PAUL KLEE Labirinto Destruído, 1939 |
I. A saída de José Sócrates do governo teve um efeito social profilático que importa saudar: deixámos de ouvir uma parte significativa da população (e também dos meios de comunicação) atolada — e, não poucas vezes, com genuína convicção — num patético teorema de "culpas & redenção". A saber: 1 - o país está mal; 2 - Sócrates é a origem do mal; 3 - sem Sócrates tudo mudará.
II. Afinal, de que falamos quando falamos de José Sócrates? Como é possível que aquela ideologia ad hominem tenha triunfado como uma espécie de explicação mágica de todos os nossos problemas? A simples formulação de tais perguntas toca num domínio incómodo que poucos (políticos e jornalistas) querem pensar. A saber: o poder imenso de uma cultura mediática dominada pelos valores do conflito, do alarmismo e do apocalipse quotidiano.

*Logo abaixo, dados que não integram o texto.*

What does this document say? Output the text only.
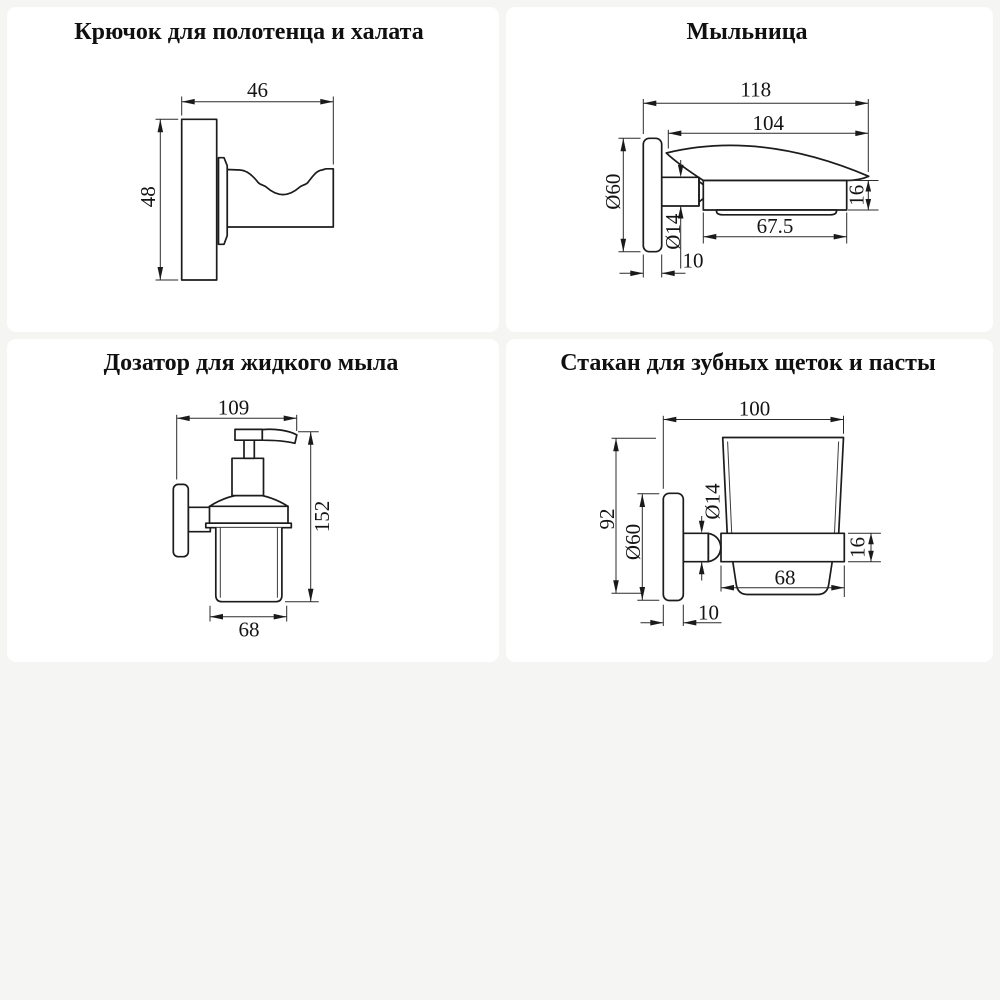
Крючок для полотенца и халата
46
48
Мыльница
118
104
Ø60
Ø14
16
67.5
10
Дозатор для жидкого мыла
109
152
68
Стакан для зубных щеток и пасты
100
92	Ø14
Ø60	16
68
10
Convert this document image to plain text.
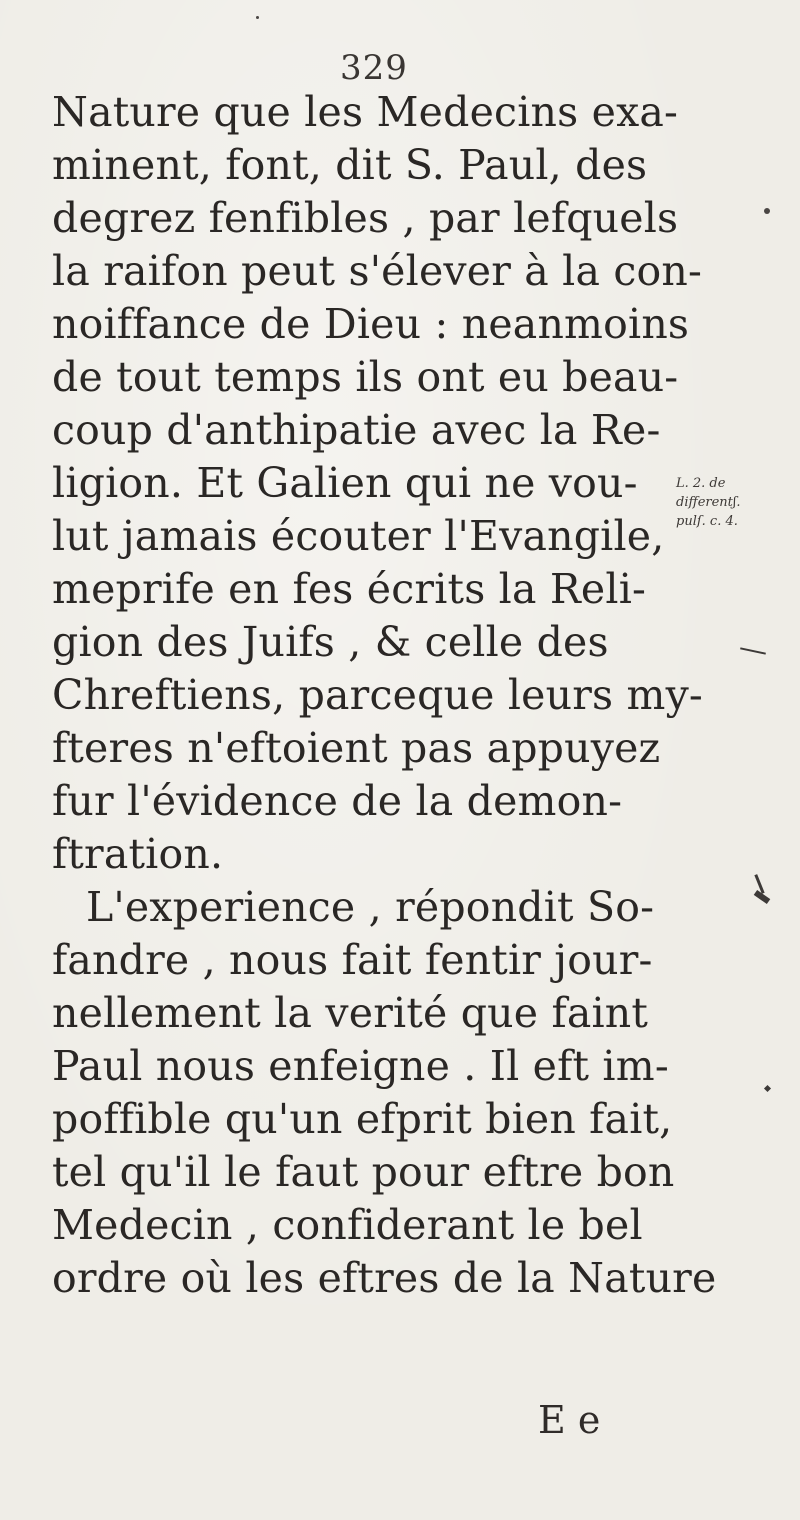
329
Nature que les Medecins exa-
minent, font, dit S. Paul, des
degrez fenfibles , par lefquels
la raifon peut s'élever à la con-
noiffance de Dieu : neanmoins
de tout temps ils ont eu beau-
coup d'anthipatie avec la Re-
ligion. Et Galien qui ne vou-
lut jamais écouter l'Evangile,
meprife en fes écrits la Reli-
gion des Juifs , & celle des
Chreftiens, parceque leurs my-
fteres n'eftoient pas appuyez
fur l'évidence de la demon-
ftration.
L'experience , répondit So-
fandre , nous fait fentir jour-
nellement la verité que faint
Paul nous enfeigne . Il eft im-
poffible qu'un efprit bien fait,
tel qu'il le faut pour eftre bon
Medecin , confiderant le bel
ordre où les eftres de la Nature
E e
L. 2. de
differentʃ.
pulſ. c. 4.
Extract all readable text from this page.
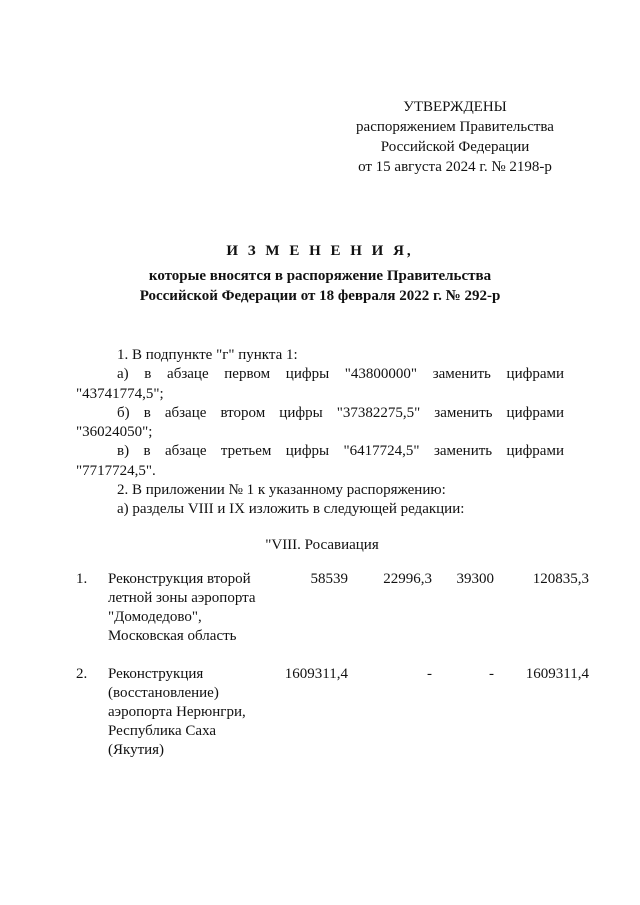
УТВЕРЖДЕНЫ
распоряжением Правительства
Российской Федерации
от 15 августа 2024 г. № 2198-р
И З М Е Н Е Н И Я,
которые вносятся в распоряжение Правительства
Российской Федерации от 18 февраля 2022 г. № 292-р
1. В подпункте "г" пункта 1:
а) в абзаце первом цифры "43800000" заменить цифрами
"43741774,5";
б) в абзаце втором цифры "37382275,5" заменить цифрами
"36024050";
в) в абзаце третьем цифры "6417724,5" заменить цифрами
"7717724,5".
2. В приложении № 1 к указанному распоряжению:
а) разделы VIII и IX изложить в следующей редакции:
"VIII. Росавиация
1.	Реконструкция второй летной зоны аэропорта "Домодедово", Московская область	58539	22996,3	39300	120835,3
2.	Реконструкция (восстановление) аэропорта Нерюнгри, Республика Саха (Якутия)	1609311,4	-	-	1609311,4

III. Em todo o caso, há que reconhecer que, no seu simplismo, aquele teorema possui alguma triste pertinência. Que é como quem diz: foi preciso José Sócrates sair de cena para alguns discursos da comunicação social (?) nos informarem que, afinal, há mesmo uma crise europeia e mundial. Mais do que isso: que não saberemos pensar os nossos problemas sem pensar a nossa inserção nessa crise. Resta saber porque é que a presença — e a simples imagem — de José Sócrates impedia tanta gente de usar a sua inteligência.